En esa época de héroes y villanos hubo mujeres de temple varonil que, superando prejuicios sexistas, se pusieron al frente de expediciones guerreras y lidiaron en batallas como el más fiero de los soldados. Y lo hicieron como hembras bravas, sin despojarse de sus faldones, tal el caso de la almiranta Isabel de Barreto quien atravesó el Océano Pacífico en busca de un sueño: el mítico reino de Ophir.
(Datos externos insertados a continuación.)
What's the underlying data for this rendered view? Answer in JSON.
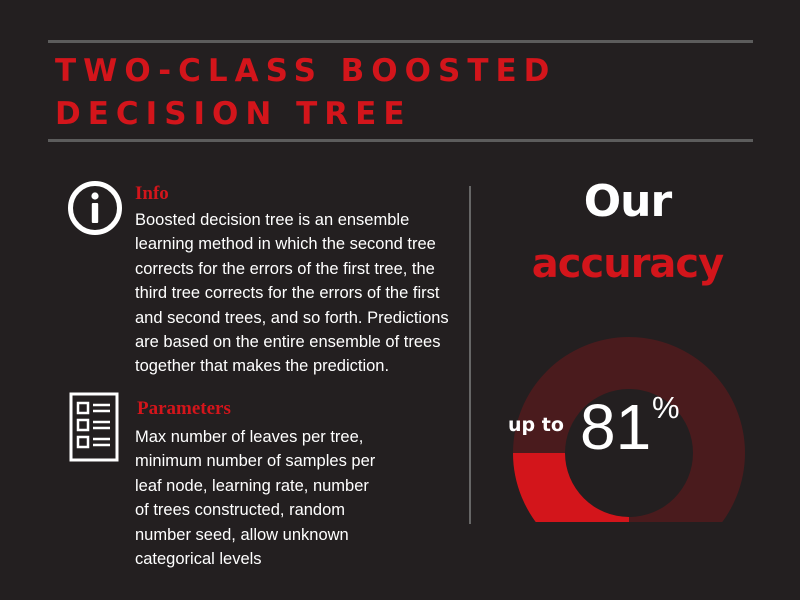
{
  "title": {
    "line1": "TWO-CLASS BOOSTED",
    "line2": "DECISION TREE"
  },
  "info": {
    "heading": "Info",
    "text": "Boosted decision tree is an ensemble learning method in which the second tree corrects for the errors of the first tree, the third tree corrects for the errors of the first and second trees, and so forth. Predictions are based on the entire ensemble of trees together that makes the prediction.",
    "icon": "info-icon"
  },
  "parameters": {
    "heading": "Parameters",
    "text": "Max number of leaves per tree, minimum number of samples per leaf node, learning rate, number of trees constructed, random number seed, allow unknown categorical levels",
    "icon": "document-list-icon"
  },
  "accuracy": {
    "line1": "Our",
    "line2": "accuracy",
    "prefix": "up to",
    "value": "81",
    "unit": "%",
    "fraction": 0.81
  },
  "colors": {
    "background": "#231f20",
    "accent": "#d3151b",
    "ring_track": "#4a1b1d",
    "text": "#ffffff"
  }
}
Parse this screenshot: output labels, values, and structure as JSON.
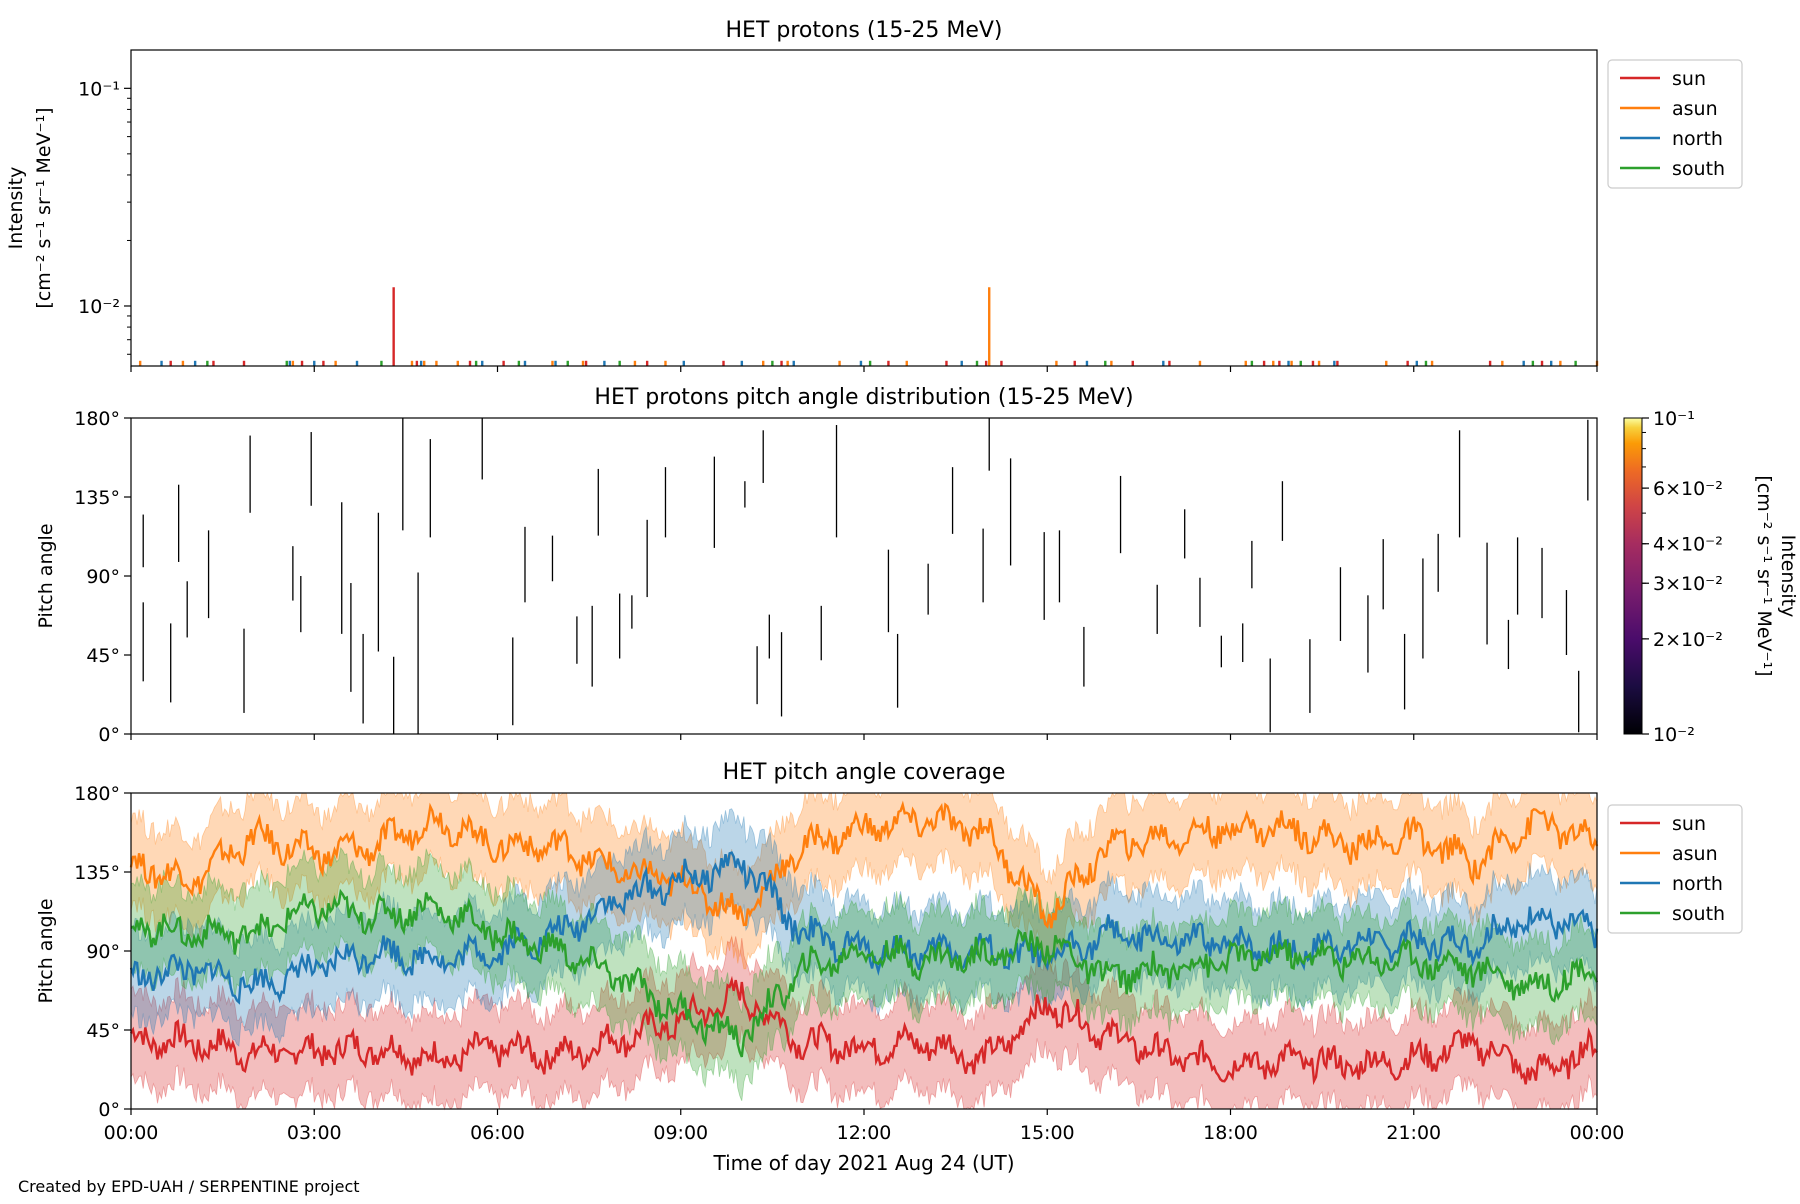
{
  "footer": {
    "credit": "Created by EPD-UAH / SERPENTINE project"
  },
  "colors": {
    "sun": "#d62728",
    "asun": "#ff7f0e",
    "north": "#1f77b4",
    "south": "#2ca02c"
  },
  "chart_data": [
    {
      "id": "intensity",
      "type": "line",
      "title": "HET protons (15-25 MeV)",
      "ylabel": "Intensity",
      "ylabel_unit": "[cm⁻² s⁻¹ sr⁻¹ MeV⁻¹]",
      "yscale": "log",
      "ylim": [
        0.0053,
        0.15
      ],
      "yticks": [
        0.01,
        0.1
      ],
      "ytick_labels": [
        "10⁻²",
        "10⁻¹"
      ],
      "xlim": [
        0,
        24
      ],
      "legend": {
        "placement": "outside-right-top",
        "entries": [
          "sun",
          "asun",
          "north",
          "south"
        ]
      },
      "baseline": 0.0056,
      "series": [
        {
          "name": "sun",
          "color": "#d62728",
          "x": [
            0.65,
            1.35,
            1.85,
            2.8,
            3.15,
            4.3,
            4.68,
            5.55,
            6.1,
            7.45,
            8.45,
            9.7,
            10.65,
            12.4,
            13.35,
            14.0,
            14.25,
            15.45,
            16.4,
            17.0,
            18.55,
            18.8,
            19.35,
            19.75,
            20.9,
            22.25,
            23.1
          ],
          "y": [
            0.0056,
            0.0056,
            0.0056,
            0.0056,
            0.0056,
            0.0122,
            0.0056,
            0.0056,
            0.0056,
            0.0056,
            0.0056,
            0.0056,
            0.0056,
            0.0056,
            0.0056,
            0.0056,
            0.0056,
            0.0056,
            0.0056,
            0.0056,
            0.0056,
            0.0056,
            0.0056,
            0.0056,
            0.0056,
            0.0056,
            0.0056
          ]
        },
        {
          "name": "asun",
          "color": "#ff7f0e",
          "x": [
            0.15,
            0.85,
            2.65,
            3.35,
            4.6,
            4.8,
            5.0,
            5.35,
            6.9,
            7.4,
            8.25,
            8.75,
            10.35,
            10.75,
            11.6,
            12.7,
            14.05,
            15.15,
            16.05,
            17.5,
            18.25,
            18.7,
            19.0,
            19.45,
            20.55,
            21.3,
            22.45,
            23.4,
            24.0
          ],
          "y": [
            0.0056,
            0.0056,
            0.0056,
            0.0056,
            0.0056,
            0.0056,
            0.0056,
            0.0056,
            0.0056,
            0.0056,
            0.0056,
            0.0056,
            0.0056,
            0.0056,
            0.0056,
            0.0056,
            0.0122,
            0.0056,
            0.0056,
            0.0056,
            0.0056,
            0.0056,
            0.0056,
            0.0056,
            0.0056,
            0.0056,
            0.0056,
            0.0056,
            0.0056
          ]
        },
        {
          "name": "north",
          "color": "#1f77b4",
          "x": [
            0.5,
            1.05,
            2.6,
            3.0,
            3.7,
            4.75,
            5.75,
            6.45,
            6.95,
            7.75,
            9.05,
            10.0,
            10.85,
            11.95,
            13.6,
            15.65,
            16.9,
            18.95,
            19.7,
            21.05,
            22.8,
            23.25
          ],
          "y": [
            0.0056,
            0.0056,
            0.0056,
            0.0056,
            0.0056,
            0.0056,
            0.0056,
            0.0056,
            0.0056,
            0.0056,
            0.0056,
            0.0056,
            0.0056,
            0.0056,
            0.0056,
            0.0056,
            0.0056,
            0.0056,
            0.0056,
            0.0056,
            0.0056,
            0.0056
          ]
        },
        {
          "name": "south",
          "color": "#2ca02c",
          "x": [
            1.25,
            2.55,
            4.1,
            5.65,
            6.35,
            7.15,
            8.0,
            10.5,
            12.1,
            13.85,
            15.95,
            18.35,
            19.15,
            21.2,
            22.95,
            23.65
          ],
          "y": [
            0.0056,
            0.0056,
            0.0056,
            0.0056,
            0.0056,
            0.0056,
            0.0056,
            0.0056,
            0.0056,
            0.0056,
            0.0056,
            0.0056,
            0.0056,
            0.0056,
            0.0056,
            0.0056
          ]
        }
      ]
    },
    {
      "id": "pad",
      "type": "heatmap",
      "title": "HET protons pitch angle distribution (15-25 MeV)",
      "ylabel": "Pitch angle",
      "ylim": [
        0,
        180
      ],
      "yticks": [
        0,
        45,
        90,
        135,
        180
      ],
      "ytick_labels": [
        "0°",
        "45°",
        "90°",
        "135°",
        "180°"
      ],
      "xlim": [
        0,
        24
      ],
      "colorbar": {
        "label": "Intensity",
        "unit": "[cm⁻² s⁻¹ sr⁻¹ MeV⁻¹]",
        "scale": "log",
        "range": [
          0.01,
          0.1
        ],
        "ticks": [
          0.01,
          0.02,
          0.03,
          0.04,
          0.06,
          0.1
        ],
        "tick_labels": [
          "10⁻²",
          "2×10⁻²",
          "3×10⁻²",
          "4×10⁻²",
          "6×10⁻²",
          "10⁻¹"
        ]
      },
      "marks": [
        [
          0.2,
          30,
          75
        ],
        [
          0.2,
          95,
          125
        ],
        [
          0.65,
          18,
          63
        ],
        [
          0.78,
          98,
          142
        ],
        [
          0.92,
          55,
          87
        ],
        [
          1.27,
          66,
          116
        ],
        [
          1.85,
          12,
          60
        ],
        [
          1.95,
          126,
          170
        ],
        [
          2.65,
          76,
          107
        ],
        [
          2.78,
          58,
          90
        ],
        [
          2.95,
          130,
          172
        ],
        [
          3.45,
          57,
          132
        ],
        [
          3.6,
          24,
          86
        ],
        [
          3.8,
          6,
          57
        ],
        [
          4.05,
          47,
          126
        ],
        [
          4.3,
          0,
          44
        ],
        [
          4.45,
          116,
          180
        ],
        [
          4.7,
          0,
          92
        ],
        [
          4.9,
          112,
          168
        ],
        [
          5.75,
          145,
          180
        ],
        [
          6.25,
          5,
          55
        ],
        [
          6.45,
          75,
          118
        ],
        [
          6.9,
          87,
          113
        ],
        [
          7.3,
          40,
          67
        ],
        [
          7.55,
          27,
          73
        ],
        [
          7.65,
          113,
          151
        ],
        [
          8.0,
          43,
          80
        ],
        [
          8.2,
          60,
          79
        ],
        [
          8.45,
          78,
          122
        ],
        [
          8.75,
          112,
          152
        ],
        [
          9.55,
          106,
          158
        ],
        [
          10.05,
          129,
          144
        ],
        [
          10.25,
          17,
          50
        ],
        [
          10.35,
          143,
          173
        ],
        [
          10.45,
          43,
          68
        ],
        [
          10.65,
          10,
          58
        ],
        [
          11.3,
          42,
          73
        ],
        [
          11.55,
          112,
          176
        ],
        [
          12.4,
          58,
          105
        ],
        [
          12.55,
          15,
          57
        ],
        [
          13.05,
          68,
          97
        ],
        [
          13.45,
          114,
          152
        ],
        [
          13.95,
          75,
          117
        ],
        [
          14.05,
          150,
          180
        ],
        [
          14.4,
          96,
          157
        ],
        [
          14.95,
          65,
          115
        ],
        [
          15.2,
          75,
          116
        ],
        [
          15.6,
          27,
          61
        ],
        [
          16.2,
          103,
          147
        ],
        [
          16.8,
          57,
          85
        ],
        [
          17.25,
          100,
          128
        ],
        [
          17.5,
          61,
          89
        ],
        [
          17.85,
          38,
          56
        ],
        [
          18.2,
          41,
          63
        ],
        [
          18.35,
          83,
          110
        ],
        [
          18.65,
          1,
          43
        ],
        [
          18.85,
          110,
          144
        ],
        [
          19.3,
          12,
          54
        ],
        [
          19.8,
          53,
          95
        ],
        [
          20.25,
          35,
          79
        ],
        [
          20.5,
          71,
          111
        ],
        [
          20.85,
          14,
          57
        ],
        [
          21.15,
          43,
          100
        ],
        [
          21.4,
          81,
          114
        ],
        [
          21.75,
          112,
          173
        ],
        [
          22.2,
          51,
          109
        ],
        [
          22.55,
          37,
          65
        ],
        [
          22.7,
          68,
          112
        ],
        [
          23.1,
          66,
          106
        ],
        [
          23.5,
          45,
          82
        ],
        [
          23.7,
          1,
          36
        ],
        [
          23.85,
          133,
          179
        ]
      ]
    },
    {
      "id": "coverage",
      "type": "area",
      "title": "HET pitch angle coverage",
      "ylabel": "Pitch angle",
      "xlabel": "Time of day 2021 Aug 24 (UT)",
      "ylim": [
        0,
        180
      ],
      "yticks": [
        0,
        45,
        90,
        135,
        180
      ],
      "ytick_labels": [
        "0°",
        "45°",
        "90°",
        "135°",
        "180°"
      ],
      "xlim": [
        0,
        24
      ],
      "xticks": [
        0,
        3,
        6,
        9,
        12,
        15,
        18,
        21,
        24
      ],
      "xtick_labels": [
        "00:00",
        "03:00",
        "06:00",
        "09:00",
        "12:00",
        "15:00",
        "18:00",
        "21:00",
        "00:00"
      ],
      "legend": {
        "placement": "outside-right-top",
        "entries": [
          "sun",
          "asun",
          "north",
          "south"
        ]
      },
      "band_halfwidth": 25,
      "x": [
        0,
        1,
        2,
        3,
        4,
        5,
        6,
        7,
        8,
        9,
        10,
        11,
        12,
        13,
        14,
        15,
        16,
        17,
        18,
        19,
        20,
        21,
        22,
        23,
        24
      ],
      "series": [
        {
          "name": "sun",
          "color": "#d62728",
          "values": [
            40,
            38,
            32,
            33,
            35,
            28,
            35,
            30,
            40,
            50,
            65,
            38,
            35,
            38,
            28,
            60,
            42,
            30,
            25,
            28,
            25,
            28,
            38,
            20,
            35
          ]
        },
        {
          "name": "asun",
          "color": "#ff7f0e",
          "values": [
            140,
            130,
            155,
            145,
            150,
            165,
            150,
            150,
            135,
            130,
            110,
            150,
            160,
            165,
            158,
            110,
            150,
            155,
            160,
            160,
            150,
            155,
            140,
            165,
            150
          ]
        },
        {
          "name": "north",
          "color": "#1f77b4",
          "values": [
            75,
            80,
            70,
            80,
            90,
            85,
            90,
            100,
            120,
            130,
            140,
            100,
            90,
            90,
            90,
            85,
            100,
            95,
            95,
            90,
            95,
            95,
            95,
            110,
            100
          ]
        },
        {
          "name": "south",
          "color": "#2ca02c",
          "values": [
            105,
            100,
            100,
            115,
            110,
            115,
            100,
            90,
            75,
            55,
            40,
            80,
            90,
            85,
            88,
            95,
            75,
            80,
            85,
            88,
            85,
            85,
            80,
            70,
            80
          ]
        }
      ]
    }
  ]
}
Hembras de vario pelaje acompañaron a tantos aventureros que pasaron a América con sed de riquezas. Las hubo de todo: afortunadas, míseras, viudas, monjas, matronas, mujeres de punto y mujeres del partido. Unas llegaron para fundar conventos, otras a fundar prostíbulos. Unas llegaron con sus maridos; otras, en busca de ellos.
Una de esas fue la extremeña Inés Suárez quien arribó al Perú en busca de su esposo que, luego, se supo había muerto. En vista de ello, acompañó a Pedro de Valdivia en 1537 en calidad de sirvienta, mas, luego llegó a ser su conviviente. Su nombre pasó a ser leyenda. Su espíritu indómito y desalmado carácter se puso a prueba en la guerra contra los araucanos a cuyos caciques decapitó sin piedad y arrojó luego sus cabezas para pavor de los indios.
La sevillana Ana de Ayala, mujer de Francisco de Orellana, fue otra de esas hembras varoniles que recuerda la historia. Contra todos los pronósticos que la desautorizaban, acompañó a su marido en su loco empeño de retornar al Amazonas pese a la oposición del rey. El viaje fue un fracaso. Más de cuatrocientos expedicionarios murieron en el camino. A pesar de todo, siguieron adelante. Perdido en el laberinto amazónico, murió el descubridor del gran río. Ana de Ayala, junto a unos pocos sobrevivientes, lo enterró en una orilla del Amazonas al pie de un árbol.
Hubo otra que se impuso al olvido, contó su historia y con pluma desmañada escribió su vida: la “Monja Alférez”, Catalina de Erauso, monja, bandolera, empresaria, soldado, travesti, todo en una sola vida y contado por un personaje digno de una novela picaresca. Sin faldón ni corpiño, sin hábito monjil, vestida de hombre y con espadín al cinto, disfrazando su condición femenina así se pinta a sí misma como fémina indómita que en 1619 arrasó tierras de indios, masacró a los mapuches, acciones que le valieron el nombramiento de alférez de los ejércitos del rey.
Cuántas otras historias protagonizadas por mujeres de ese siglo podrían recordarse. Toda ellas desmedidas, increíbles.